Kameroff would have to hire five more VPSOs to meet her goal of having one in each village. Once those officers are hired, another priority is getting them up to speed on Iñupiaq culture. Most of the officers are from the Lower 48, and come to Kotzebue to meet borough officials before heading to villages for field training.
“When we had them in Anchorage for a long time, I had them study the Northwest Arctic Borough website,” Kameroff said. “I had them study all the villages, their history and the type of people that live up here and the different cultures of the state of Alaska. Because they’re coming from New York or Arkansas or Arizona, and they have no idea.”
Kameroff said getting officers through the application process can be lengthy. It normally takes about three months to make a hire. Kameroff said she understands village leaders’ continued push for public safety.
“You know, people want something — like all of us — they want something right now,” Kameroff said. “But it takes a while to get to the right now. The process to get to the hiring is one process. The training is another process.”
Officers train through the VPSO academy in Sitka. The next 16-week training starts at the end of July. This week, Kameroff said a VPSO for the region is graduating from the academy.
“We placed him for the village of Shungnak,” Kameroff said. “He’d done some work there last year and was there some last summer.”
Currently VPSOs work in two-week shifts, rotating between their homes and the villages they serve. It’s a similar model to how the Kotzebue Police Department operates. Kameroff said it isn’t ideal. She’d prefer having officers live in the region. However, she said, that hasn’t been practical.
“When we first started, or I started, in this position it was very hard to hire folks,” Kameroff said. “So we had to find a way to entice people to come onboard, and two weeks on, two weeks off schedule was the way to do it.”

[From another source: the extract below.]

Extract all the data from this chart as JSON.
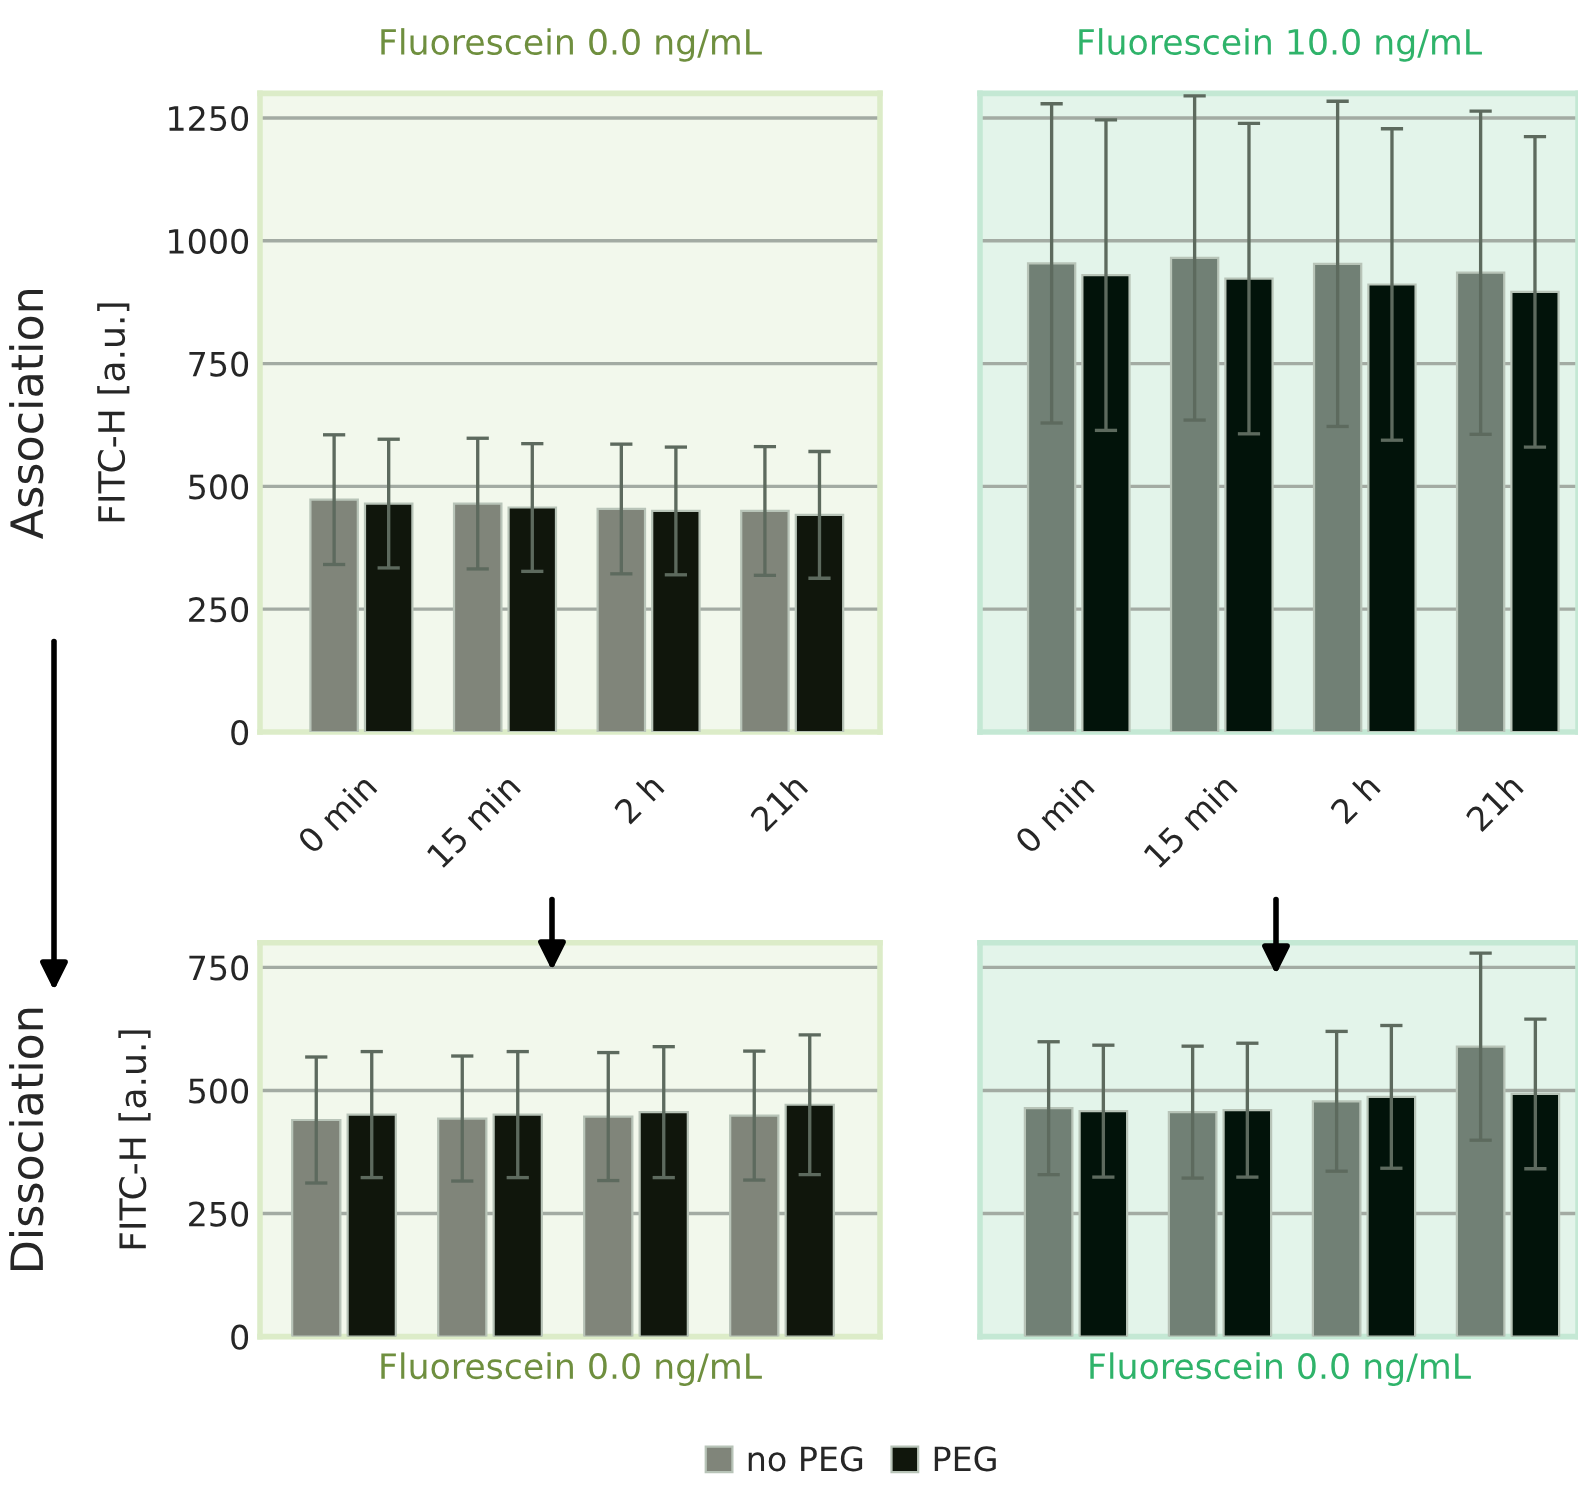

Kameroff said the next step in expanding VPSO coverage in the region is making sure communities have the infrastructure to support an officer.
“Meaning an office location, a holding cell,” Kameroff said. “You also have to have a living unit. You know, we’re not going to be working 24 hours a day, 365, you know.”
She said the borough is working with communities to provide grants and other means for getting public safety buildings in all of the villages. Now that COVID-19 is becoming less of an issue, she is planning more in-person meetings with village leaders to gauge their public safety needs moving forward.